Место для собраний, куда пришел Ральф, напоминало треугольник — впрочем, кривой и неправильный, как и все, что было сделано их руками. Основанием треугольника было бревно, на котором всегда сидел Ральф, — мертвое дерево, слишком огромное, чтобы оно могло вырасти на платформе. По-видимому, его забросил сюда один из легендарных тихоокеанских ураганов. Этот пальмовый ствол лег параллельно пляжу, и, сидя на нем, Ральф оказывался лицом к горе, вырисовываясь перед другими темным силуэтом на фоне мерцающей лагуны. Боковые стороны треугольника были менее четкими. Справа лежало бревно, отполированное сверху ерзавшими задами, не такое большое, как у вождя, и не такое удобное.
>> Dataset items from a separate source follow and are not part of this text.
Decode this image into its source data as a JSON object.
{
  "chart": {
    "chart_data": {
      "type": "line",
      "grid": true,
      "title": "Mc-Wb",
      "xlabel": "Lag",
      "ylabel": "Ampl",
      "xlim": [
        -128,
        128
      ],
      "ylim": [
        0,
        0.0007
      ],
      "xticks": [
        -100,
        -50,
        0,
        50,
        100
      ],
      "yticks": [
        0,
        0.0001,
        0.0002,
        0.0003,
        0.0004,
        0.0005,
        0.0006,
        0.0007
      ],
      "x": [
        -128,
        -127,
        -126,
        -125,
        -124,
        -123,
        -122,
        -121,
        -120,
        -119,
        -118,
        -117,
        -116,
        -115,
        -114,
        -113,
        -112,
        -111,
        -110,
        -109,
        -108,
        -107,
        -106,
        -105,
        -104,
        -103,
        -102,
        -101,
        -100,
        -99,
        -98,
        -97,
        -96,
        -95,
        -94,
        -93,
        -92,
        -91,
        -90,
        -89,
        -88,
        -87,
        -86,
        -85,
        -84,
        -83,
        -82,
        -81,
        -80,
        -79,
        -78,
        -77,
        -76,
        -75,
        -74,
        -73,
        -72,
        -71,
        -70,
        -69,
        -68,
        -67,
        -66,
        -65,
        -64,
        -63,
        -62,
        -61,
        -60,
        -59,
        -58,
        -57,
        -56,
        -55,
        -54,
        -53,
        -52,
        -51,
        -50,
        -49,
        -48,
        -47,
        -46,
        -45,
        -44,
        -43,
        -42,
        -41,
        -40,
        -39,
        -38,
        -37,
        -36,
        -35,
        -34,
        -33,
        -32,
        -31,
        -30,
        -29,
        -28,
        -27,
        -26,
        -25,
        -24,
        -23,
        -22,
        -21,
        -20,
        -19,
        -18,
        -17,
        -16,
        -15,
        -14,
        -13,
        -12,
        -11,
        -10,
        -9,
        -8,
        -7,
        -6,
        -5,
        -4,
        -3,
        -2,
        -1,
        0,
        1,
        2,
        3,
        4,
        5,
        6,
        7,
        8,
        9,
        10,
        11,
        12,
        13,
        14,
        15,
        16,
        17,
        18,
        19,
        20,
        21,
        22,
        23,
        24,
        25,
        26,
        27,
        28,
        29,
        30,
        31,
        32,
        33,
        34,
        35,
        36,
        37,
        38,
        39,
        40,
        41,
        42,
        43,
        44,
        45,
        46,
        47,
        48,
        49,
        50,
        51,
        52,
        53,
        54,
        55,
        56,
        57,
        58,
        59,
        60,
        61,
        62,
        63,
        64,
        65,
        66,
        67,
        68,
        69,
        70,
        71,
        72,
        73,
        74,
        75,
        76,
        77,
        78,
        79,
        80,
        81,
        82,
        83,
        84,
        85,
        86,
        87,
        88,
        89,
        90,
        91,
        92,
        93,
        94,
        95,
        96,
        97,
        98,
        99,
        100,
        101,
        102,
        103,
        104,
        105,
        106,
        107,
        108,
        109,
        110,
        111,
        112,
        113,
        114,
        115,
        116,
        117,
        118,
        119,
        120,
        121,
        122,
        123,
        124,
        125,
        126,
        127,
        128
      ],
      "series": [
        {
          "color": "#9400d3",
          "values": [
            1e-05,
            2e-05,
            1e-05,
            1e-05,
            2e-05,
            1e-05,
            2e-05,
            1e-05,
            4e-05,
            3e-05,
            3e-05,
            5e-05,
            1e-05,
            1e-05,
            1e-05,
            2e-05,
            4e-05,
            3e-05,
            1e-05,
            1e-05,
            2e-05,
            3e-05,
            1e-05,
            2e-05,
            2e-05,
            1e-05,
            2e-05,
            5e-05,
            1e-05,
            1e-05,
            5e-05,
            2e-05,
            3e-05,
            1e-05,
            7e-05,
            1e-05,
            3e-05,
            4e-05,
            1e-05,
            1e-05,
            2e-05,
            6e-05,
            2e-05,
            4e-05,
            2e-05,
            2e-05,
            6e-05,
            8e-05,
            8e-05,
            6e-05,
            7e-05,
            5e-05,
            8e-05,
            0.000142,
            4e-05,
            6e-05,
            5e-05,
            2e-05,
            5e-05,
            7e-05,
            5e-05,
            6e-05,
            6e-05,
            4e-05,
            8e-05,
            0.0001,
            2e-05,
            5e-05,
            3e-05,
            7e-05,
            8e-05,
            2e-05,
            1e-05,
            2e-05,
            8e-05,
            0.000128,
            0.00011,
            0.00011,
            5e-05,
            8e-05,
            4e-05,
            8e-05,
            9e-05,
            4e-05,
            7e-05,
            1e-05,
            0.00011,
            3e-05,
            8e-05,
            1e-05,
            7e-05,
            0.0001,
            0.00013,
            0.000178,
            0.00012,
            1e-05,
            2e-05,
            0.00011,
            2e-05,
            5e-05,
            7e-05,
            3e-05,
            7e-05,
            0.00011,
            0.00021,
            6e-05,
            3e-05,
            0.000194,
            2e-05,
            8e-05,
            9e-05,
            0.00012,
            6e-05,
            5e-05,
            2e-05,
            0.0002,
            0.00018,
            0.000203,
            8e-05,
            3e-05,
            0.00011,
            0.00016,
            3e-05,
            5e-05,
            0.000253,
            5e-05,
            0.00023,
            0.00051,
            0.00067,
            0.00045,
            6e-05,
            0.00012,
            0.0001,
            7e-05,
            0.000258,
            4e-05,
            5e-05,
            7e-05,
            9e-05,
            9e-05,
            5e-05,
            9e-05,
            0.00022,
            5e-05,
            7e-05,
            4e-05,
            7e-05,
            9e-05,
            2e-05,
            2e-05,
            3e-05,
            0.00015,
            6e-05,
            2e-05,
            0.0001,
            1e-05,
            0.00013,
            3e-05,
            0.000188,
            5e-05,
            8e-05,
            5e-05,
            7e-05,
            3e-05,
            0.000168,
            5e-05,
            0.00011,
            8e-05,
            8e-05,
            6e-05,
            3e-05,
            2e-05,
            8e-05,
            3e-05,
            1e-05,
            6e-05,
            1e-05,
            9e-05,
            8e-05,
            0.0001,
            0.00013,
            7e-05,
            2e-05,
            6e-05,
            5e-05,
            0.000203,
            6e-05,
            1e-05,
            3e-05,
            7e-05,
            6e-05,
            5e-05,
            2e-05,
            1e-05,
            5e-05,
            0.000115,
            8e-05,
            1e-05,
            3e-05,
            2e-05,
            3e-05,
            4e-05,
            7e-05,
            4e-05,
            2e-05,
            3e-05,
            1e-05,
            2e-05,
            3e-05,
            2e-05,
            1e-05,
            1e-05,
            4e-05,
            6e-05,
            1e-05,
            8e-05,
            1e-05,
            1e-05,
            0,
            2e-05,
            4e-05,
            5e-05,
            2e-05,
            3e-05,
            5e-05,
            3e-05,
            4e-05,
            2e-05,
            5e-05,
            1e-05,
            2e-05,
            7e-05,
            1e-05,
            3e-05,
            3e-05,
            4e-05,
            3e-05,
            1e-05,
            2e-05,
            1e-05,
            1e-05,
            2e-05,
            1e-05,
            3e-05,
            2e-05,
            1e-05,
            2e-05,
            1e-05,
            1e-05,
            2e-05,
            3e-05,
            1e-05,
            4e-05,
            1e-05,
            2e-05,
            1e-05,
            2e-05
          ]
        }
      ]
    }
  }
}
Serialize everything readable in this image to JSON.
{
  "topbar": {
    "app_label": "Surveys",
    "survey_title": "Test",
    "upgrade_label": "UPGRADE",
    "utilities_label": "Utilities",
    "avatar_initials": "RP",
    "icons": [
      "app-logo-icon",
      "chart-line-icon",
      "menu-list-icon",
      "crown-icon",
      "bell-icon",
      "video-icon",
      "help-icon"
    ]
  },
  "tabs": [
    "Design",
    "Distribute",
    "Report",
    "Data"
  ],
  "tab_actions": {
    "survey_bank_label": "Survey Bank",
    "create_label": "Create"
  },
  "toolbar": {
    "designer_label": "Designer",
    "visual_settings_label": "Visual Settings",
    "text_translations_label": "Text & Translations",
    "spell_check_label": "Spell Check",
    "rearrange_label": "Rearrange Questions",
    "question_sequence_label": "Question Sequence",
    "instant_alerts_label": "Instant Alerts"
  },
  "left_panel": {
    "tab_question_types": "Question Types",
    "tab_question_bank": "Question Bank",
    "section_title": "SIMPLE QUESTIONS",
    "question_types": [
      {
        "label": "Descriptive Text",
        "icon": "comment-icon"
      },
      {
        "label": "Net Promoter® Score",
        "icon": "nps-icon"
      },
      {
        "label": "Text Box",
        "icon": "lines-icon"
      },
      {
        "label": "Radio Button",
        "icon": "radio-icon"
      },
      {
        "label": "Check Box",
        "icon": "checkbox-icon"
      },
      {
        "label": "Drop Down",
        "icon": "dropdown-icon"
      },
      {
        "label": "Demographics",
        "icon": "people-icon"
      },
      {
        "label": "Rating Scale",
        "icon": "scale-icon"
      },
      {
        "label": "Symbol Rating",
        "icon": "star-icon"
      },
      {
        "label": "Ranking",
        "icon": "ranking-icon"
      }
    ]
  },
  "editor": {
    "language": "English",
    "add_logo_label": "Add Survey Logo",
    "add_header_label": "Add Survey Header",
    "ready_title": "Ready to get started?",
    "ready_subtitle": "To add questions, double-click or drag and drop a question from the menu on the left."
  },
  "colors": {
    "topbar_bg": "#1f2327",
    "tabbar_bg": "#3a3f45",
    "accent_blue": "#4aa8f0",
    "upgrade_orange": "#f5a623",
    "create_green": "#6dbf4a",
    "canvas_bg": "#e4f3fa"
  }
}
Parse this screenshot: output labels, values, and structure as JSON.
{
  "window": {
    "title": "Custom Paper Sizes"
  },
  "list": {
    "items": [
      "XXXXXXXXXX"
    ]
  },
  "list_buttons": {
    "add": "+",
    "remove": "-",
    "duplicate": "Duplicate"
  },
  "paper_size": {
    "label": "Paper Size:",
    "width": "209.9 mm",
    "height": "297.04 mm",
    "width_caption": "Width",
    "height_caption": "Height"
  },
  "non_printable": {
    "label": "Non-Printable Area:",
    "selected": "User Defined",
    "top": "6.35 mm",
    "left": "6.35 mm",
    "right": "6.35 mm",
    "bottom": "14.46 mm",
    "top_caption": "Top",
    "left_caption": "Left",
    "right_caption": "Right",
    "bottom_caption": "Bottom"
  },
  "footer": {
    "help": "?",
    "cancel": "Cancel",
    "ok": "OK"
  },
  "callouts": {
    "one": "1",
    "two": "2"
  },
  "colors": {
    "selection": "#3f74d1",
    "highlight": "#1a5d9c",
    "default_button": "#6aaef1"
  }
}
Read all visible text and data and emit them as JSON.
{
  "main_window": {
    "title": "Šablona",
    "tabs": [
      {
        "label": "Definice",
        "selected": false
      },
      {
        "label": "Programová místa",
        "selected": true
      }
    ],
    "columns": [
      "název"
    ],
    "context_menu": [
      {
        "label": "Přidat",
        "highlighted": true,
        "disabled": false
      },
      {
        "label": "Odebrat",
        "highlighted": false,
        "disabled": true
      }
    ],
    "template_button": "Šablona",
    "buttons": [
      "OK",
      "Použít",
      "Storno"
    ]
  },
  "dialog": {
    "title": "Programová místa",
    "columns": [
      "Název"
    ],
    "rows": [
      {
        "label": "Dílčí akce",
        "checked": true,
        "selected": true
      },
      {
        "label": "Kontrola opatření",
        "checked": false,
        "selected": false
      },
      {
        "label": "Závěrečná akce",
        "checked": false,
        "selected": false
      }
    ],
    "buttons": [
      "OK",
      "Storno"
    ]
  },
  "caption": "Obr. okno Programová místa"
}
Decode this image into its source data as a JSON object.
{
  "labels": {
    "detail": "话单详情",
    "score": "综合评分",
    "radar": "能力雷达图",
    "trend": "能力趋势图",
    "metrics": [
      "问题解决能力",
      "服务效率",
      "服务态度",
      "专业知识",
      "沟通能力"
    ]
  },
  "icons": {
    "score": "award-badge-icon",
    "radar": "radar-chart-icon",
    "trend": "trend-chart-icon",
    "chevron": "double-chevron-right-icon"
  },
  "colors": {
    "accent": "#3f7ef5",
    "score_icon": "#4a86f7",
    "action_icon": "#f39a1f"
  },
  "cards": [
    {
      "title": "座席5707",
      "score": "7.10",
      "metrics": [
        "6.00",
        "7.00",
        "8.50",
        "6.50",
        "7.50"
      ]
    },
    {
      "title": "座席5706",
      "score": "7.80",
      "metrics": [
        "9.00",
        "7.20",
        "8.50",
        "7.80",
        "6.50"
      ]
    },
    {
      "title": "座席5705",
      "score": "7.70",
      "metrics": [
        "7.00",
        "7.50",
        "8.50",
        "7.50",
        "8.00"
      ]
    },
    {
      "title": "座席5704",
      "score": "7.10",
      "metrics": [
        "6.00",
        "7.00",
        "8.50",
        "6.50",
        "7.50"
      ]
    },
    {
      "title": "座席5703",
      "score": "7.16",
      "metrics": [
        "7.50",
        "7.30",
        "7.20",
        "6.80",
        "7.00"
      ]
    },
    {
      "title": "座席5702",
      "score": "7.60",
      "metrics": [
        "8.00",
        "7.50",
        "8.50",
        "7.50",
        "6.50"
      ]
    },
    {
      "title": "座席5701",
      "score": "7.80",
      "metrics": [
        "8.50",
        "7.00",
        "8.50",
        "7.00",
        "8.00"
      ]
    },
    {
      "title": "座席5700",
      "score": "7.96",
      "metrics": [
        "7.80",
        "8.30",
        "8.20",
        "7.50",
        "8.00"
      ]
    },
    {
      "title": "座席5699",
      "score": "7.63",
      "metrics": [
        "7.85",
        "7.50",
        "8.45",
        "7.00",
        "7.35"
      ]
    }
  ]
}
Слева было четыре тонких ствола, один из которых — самый дальний — гнулся и пружинил. Собрание разражалось хохотом, когда кто-нибудь из сидевших там откидывался слишком далеко назад и бревно срабатывало, как катапульта, стряхивая ребят в траву. «И до сих пор, — подумал Ральф, — никто, ни он сам, ни Джек, ни Хрюшка, не додумался подложить камень. Так они и будут шлепаться с этой качалки, потому что… потому что…» И он снова запутался в горьких мыслях.
Перед каждым стволом трава была вытоптана, но зато ей ничто не мешало расти в середине треугольника. И у его вершины трава тоже была густой и высокой, потому что там никогда не садились. Вокруг площадки стояли серые пальмы, прямые и покосившиеся, на которых покоилась низкая крыша листвы. По обе стороны был пляж, позади — лагуна, впереди чернел остров.
Ральф подошел к своему месту вождя. Так поздно они еще не устраивали собраний. Вот почему все выглядело иначе. Обычно листва была подсвечена снизу путаницей золотистых бликов, и лица ребят освещались так, «…будто, — думал Ральф, — будто в руках у тебя фонарик, наставленный вверх».